Second, our results offered insight into the association strength between scene viewing and each clinical measure, and a tangible representation of the scene scan patterns that are associated with higher and lower ADD, autism, and dyslexia scores. Broadly, SRSA was able to more accurately predict clinical trait measures that are more directly associated with atypical attention (e.g., ADD [12, 47, 48] and autism [49, 50]) than those which are thought to be more heterogeneous (e.g., dyslexia; [51, 52]). That is, we hypothesize that dyslexia scores had the weakest association with scene scan patterns due to the heterogeneity of the disorder and because it is a language-based disorder [53, 54]. The prediction performance we did observe in the dyslexia weights appeared similar to the ADD weights (although noiser), and may be driven by the comorbidity between dyslexia and ADD [55, 56]. To varying degrees, higher clinical scores were associated with vertical scene scan patterns that were biased toward the center third of the scene (states 2 and 3). The fact that this bias was stronger in the autism SRSA weights may be related to difficulties disengaging attention previously observed in other paradigms [57, 58] and scene viewing [5]. Future targeted work will be needed to test these hypotheses.

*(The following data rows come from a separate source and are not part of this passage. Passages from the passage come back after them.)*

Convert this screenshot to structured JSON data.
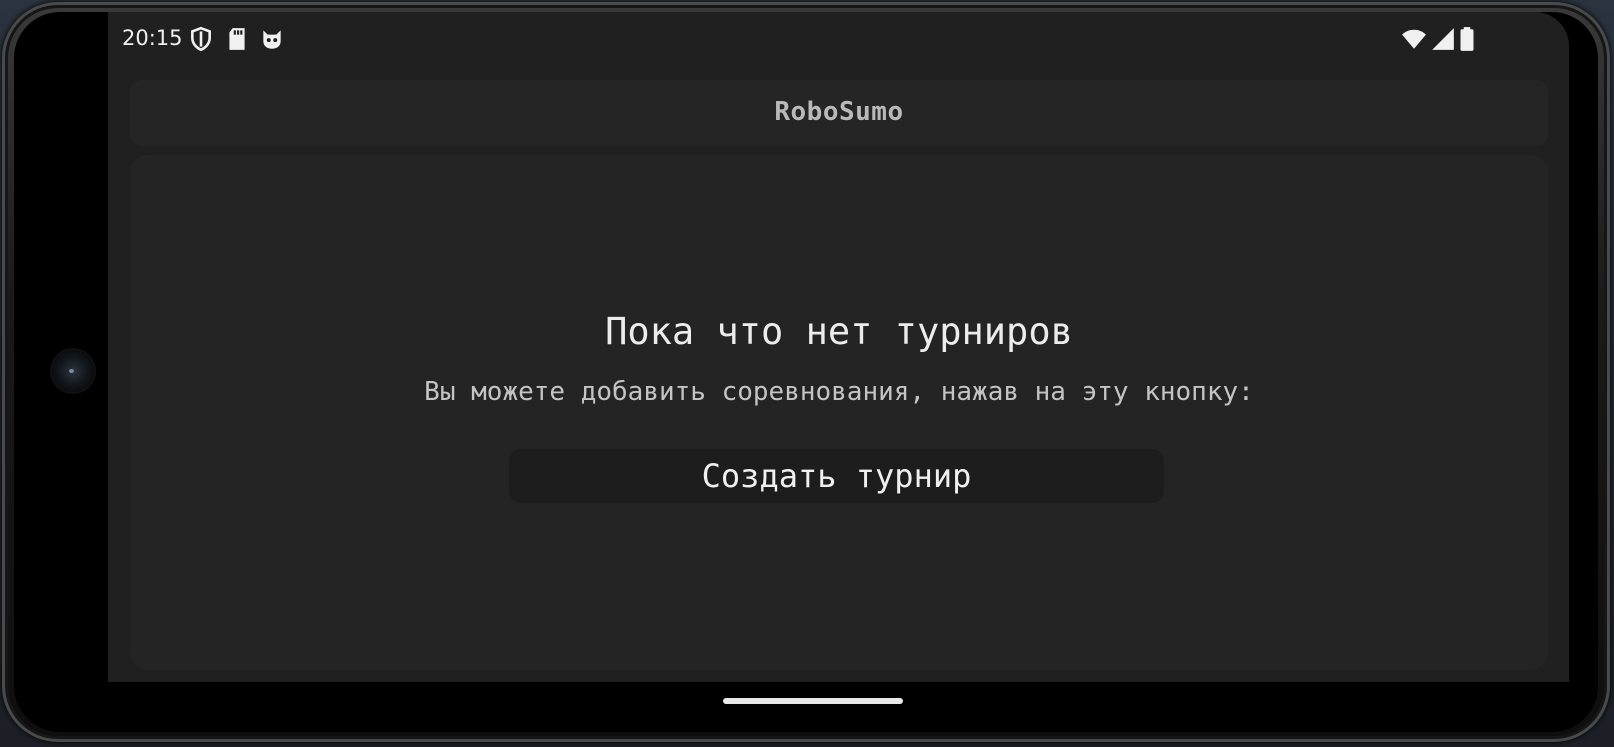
{
  "status_bar": {
    "time": "20:15",
    "left_icons": [
      "shield-icon",
      "sd-card-icon",
      "cat-face-icon"
    ],
    "right_icons": [
      "wifi-icon",
      "signal-icon",
      "battery-icon"
    ]
  },
  "app_bar": {
    "title": "RoboSumo"
  },
  "empty_state": {
    "title": "Пока что нет турниров",
    "subtitle": "Вы можете добавить соревнования, нажав на эту кнопку:",
    "button_label": "Создать турнир"
  },
  "colors": {
    "background": "#202020",
    "card": "#242424",
    "button": "#1d1d1d",
    "text_primary": "#ececec",
    "text_secondary": "#c4c4c4"
  }
}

In agreement with [4], our results also revealed that scan patterns were more informative than the location, frequency, and/or duration of eye movements for understanding the role of viewer individual differences during scene viewing. The traditional eye metric model (See S3 Appendix and S2 Table) that used the mean and standard deviation in fixation duration, frequency, and saccade amplitude, could not account for significant variance in clinical scores. It was only when considering the extended sequential patterns between scene fixations that we were able to extract information on how gaze control was correlated with the underlying individual differences in the cognitive capacities of the viewers. Therefore, our results suggest not only that viewer properties are an important component of gaze control during scene encoding, but that they also reinforce spatio-temporal scan pattern dynamics as a critical target measure to test future models of scene gaze control.

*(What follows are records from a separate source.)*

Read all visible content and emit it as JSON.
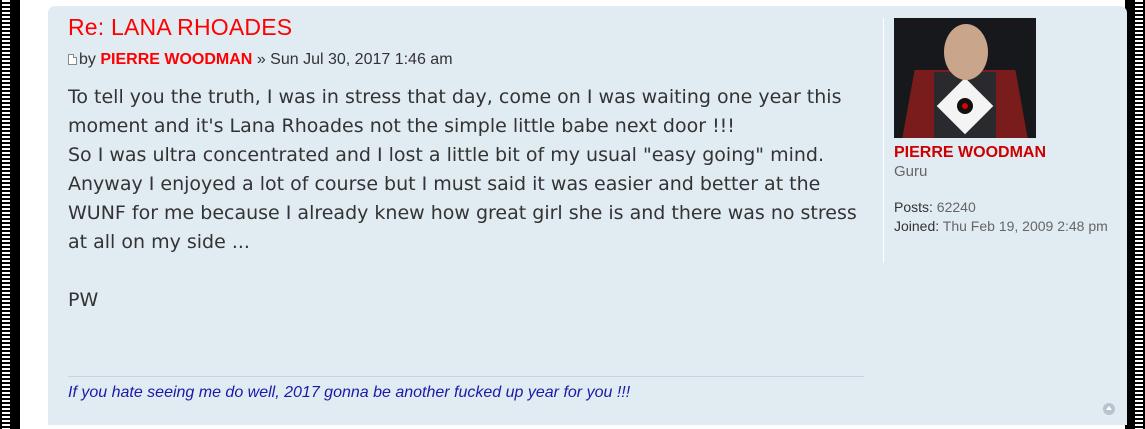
{
  "post": {
    "title": "Re: LANA RHOADES",
    "by_label": "by",
    "author": "PIERRE WOODMAN",
    "separator": "»",
    "timestamp": "Sun Jul 30, 2017 1:46 am",
    "paragraphs": [
      "To tell you the truth, I was in stress that day, come on I was waiting one year this moment and it's Lana Rhoades not the simple little babe next door !!!",
      "So I was ultra concentrated and I lost a little bit of my usual \"easy going\" mind.",
      "Anyway I enjoyed a lot of course but I must said it was easier and better at the WUNF for me because I already knew how great girl she is and there was no stress at all on my side ...",
      "PW"
    ],
    "signature": "If you hate seeing me do well, 2017 gonna be another fucked up year for you !!!"
  },
  "profile": {
    "name": "PIERRE WOODMAN",
    "rank": "Guru",
    "posts_label": "Posts:",
    "posts_value": "62240",
    "joined_label": "Joined:",
    "joined_value": "Thu Feb 19, 2009 2:48 pm"
  },
  "icons": {
    "post_icon": "post-icon",
    "top_icon": "back-to-top-icon"
  },
  "colors": {
    "title": "#ff0000",
    "author": "#ff0000",
    "profile_name": "#cc0000",
    "signature": "#1a1aa8",
    "post_bg": "#e1ebf2"
  }
}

Finally, it is worth comparing the state space performance for predicting individual differences in cognitive capacity scores [4] versus clinical scores. The vertical state space which was the best for predicting all 3 clinical trait measures was also the best for predicting a number of cognitive capacity scores including speed of processing (trail A and trail B scores), crystallized intelligence (SAT score), and working memory capacity (reading span score). This raises the question of whether cognitive capacity mediates the relationship between clinical scores and scan patterns. To determine the strength of the association between the clinical trait measures and the cognitive capacity measures [4], we computed the squared correlation between each measure and found no evidence of a relationship (See S2 Appendix and S1 Table). But the success of the vertical state space does suggest vertical scan patterns may be particularly relevant for understanding individual differences in scene viewing behavior. The one cognitive capacity that was poorly explained by the vertical state space in [4] was fluid intelligence (Raven Advanced Progressive Matrices scores), for which the radiating state space was by far the best. In our clinical trait measures, the radiating and horizontal state space performed similarly for ADD and dyslexia measures, but the radiating state space did show an advantage for predicting autism quotient score relative to the horizontal state space.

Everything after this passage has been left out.